Friday, June 29, 2012

Why Teach Supervisors about Substance Abuse and Addiction?

I knew some one ask me this question, "If supervisors are not supposed to diagnose alcohol- or drug-addicted employees, why are signs and symptoms of an employee with a possible alcohol or other drug problem, like alcohol on the breath a good thing to give to supervisor training?" Folks, you know that addiction is the most misunderstood health problem in world history. This means that it you don't give supervisors accurate information about addiction, they will remain in total ignorance about the problem and vulnerable to manipulation by drug using or alcoholic employees. Yes, it is a good thing to provided supervisors with common performance-related signs and symptoms too. In fact, it is critical to have a comprehensive list. However, the a really strong grounding in signs and symptoms of alcohol addiction must also be provided so supervisors are dispelled of their own myths and misconceptions. It is these myths and misconceptions, along with codependency and enabling that keeps addicted persons ill in society. Interrupting this pattern is a what accurate information about substance abuse is all about. Take a look at the drug and alcohol education center to learn more. Some performance symptoms may be more common among employees with alcohol or other drug problems, like absenteeism. But these are not diagnostic of alcoholism.

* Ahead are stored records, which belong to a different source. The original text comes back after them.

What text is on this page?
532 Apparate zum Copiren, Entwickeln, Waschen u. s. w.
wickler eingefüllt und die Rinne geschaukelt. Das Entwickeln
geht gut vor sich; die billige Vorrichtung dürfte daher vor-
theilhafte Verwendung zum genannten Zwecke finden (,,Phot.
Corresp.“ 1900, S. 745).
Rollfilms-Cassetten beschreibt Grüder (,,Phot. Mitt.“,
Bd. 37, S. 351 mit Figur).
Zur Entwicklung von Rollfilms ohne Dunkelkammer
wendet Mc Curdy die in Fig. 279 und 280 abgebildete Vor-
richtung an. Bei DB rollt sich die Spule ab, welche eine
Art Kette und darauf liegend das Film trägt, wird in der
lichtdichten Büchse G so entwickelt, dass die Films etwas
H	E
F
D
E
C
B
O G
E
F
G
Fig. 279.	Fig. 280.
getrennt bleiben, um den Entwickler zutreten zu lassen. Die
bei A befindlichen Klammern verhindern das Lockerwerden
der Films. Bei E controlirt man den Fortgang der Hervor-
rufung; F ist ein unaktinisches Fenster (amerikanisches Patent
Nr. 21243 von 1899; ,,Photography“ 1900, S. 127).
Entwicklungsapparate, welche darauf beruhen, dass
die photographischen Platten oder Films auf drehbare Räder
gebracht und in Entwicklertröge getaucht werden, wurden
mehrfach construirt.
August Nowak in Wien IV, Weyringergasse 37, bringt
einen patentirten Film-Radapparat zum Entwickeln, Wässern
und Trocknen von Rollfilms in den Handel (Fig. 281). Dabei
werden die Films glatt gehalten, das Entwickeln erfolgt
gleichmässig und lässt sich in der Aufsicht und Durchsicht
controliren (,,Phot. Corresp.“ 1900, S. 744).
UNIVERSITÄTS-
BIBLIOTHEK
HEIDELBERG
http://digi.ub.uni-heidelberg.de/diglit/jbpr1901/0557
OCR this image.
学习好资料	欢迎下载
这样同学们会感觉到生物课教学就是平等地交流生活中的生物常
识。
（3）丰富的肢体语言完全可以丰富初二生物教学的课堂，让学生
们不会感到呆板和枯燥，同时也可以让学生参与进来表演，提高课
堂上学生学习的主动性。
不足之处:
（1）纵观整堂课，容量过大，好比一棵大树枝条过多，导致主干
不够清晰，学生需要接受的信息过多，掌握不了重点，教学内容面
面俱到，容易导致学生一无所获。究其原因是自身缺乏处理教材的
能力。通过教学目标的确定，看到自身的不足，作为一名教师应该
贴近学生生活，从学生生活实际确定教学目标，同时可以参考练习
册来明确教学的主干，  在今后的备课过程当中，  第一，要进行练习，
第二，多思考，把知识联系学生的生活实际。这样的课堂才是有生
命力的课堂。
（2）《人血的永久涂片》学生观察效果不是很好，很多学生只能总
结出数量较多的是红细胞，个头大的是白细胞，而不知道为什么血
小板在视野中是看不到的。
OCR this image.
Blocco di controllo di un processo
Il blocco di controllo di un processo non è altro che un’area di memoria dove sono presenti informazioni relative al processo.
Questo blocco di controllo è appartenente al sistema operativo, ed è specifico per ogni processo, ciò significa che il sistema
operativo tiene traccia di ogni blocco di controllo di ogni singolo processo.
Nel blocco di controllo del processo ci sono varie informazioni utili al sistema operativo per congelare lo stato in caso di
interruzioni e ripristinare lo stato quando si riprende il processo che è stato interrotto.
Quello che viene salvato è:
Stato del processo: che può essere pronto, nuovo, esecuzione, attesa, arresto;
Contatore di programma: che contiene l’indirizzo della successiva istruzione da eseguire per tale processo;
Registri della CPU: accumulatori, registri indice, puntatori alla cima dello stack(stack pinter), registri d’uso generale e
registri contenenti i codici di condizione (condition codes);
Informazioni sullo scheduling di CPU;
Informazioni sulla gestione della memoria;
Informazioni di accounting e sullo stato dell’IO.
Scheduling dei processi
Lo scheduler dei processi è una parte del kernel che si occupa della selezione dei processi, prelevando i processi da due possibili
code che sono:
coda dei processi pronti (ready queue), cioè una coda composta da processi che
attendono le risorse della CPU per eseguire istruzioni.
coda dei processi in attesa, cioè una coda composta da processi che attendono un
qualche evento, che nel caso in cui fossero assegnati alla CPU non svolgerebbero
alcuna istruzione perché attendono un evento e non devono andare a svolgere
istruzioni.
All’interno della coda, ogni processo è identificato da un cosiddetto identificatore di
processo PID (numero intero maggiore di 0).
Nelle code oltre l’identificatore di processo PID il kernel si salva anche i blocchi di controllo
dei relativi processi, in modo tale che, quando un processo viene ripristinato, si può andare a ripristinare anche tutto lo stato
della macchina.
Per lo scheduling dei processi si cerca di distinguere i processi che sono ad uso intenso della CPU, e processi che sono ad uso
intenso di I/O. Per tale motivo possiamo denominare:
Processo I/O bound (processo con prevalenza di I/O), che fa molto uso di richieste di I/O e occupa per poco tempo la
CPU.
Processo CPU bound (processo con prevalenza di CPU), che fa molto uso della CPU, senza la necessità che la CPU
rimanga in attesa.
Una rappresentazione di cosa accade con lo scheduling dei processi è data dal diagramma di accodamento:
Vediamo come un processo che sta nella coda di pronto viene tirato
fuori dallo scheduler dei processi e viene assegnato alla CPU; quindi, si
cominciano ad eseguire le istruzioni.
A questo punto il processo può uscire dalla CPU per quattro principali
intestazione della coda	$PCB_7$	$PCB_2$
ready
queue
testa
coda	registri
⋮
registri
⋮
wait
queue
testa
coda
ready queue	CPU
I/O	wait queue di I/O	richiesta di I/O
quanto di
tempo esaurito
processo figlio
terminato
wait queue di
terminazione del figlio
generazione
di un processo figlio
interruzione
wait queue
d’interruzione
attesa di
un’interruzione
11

Alcohol on the breath may be a performance issue upon which to base a supervisor referral, but it alone has little diagnostic value as well. Training supervisors helps them avoid natural inclinations to focus on images, myths, or stereotypes of addicted persons and then completely avoid confronting a troubled employee. Still information that tackles the myths prepares managers to do the most good when they meet up with both an under-performer who also happens to be an alcoholic or drug dependent person.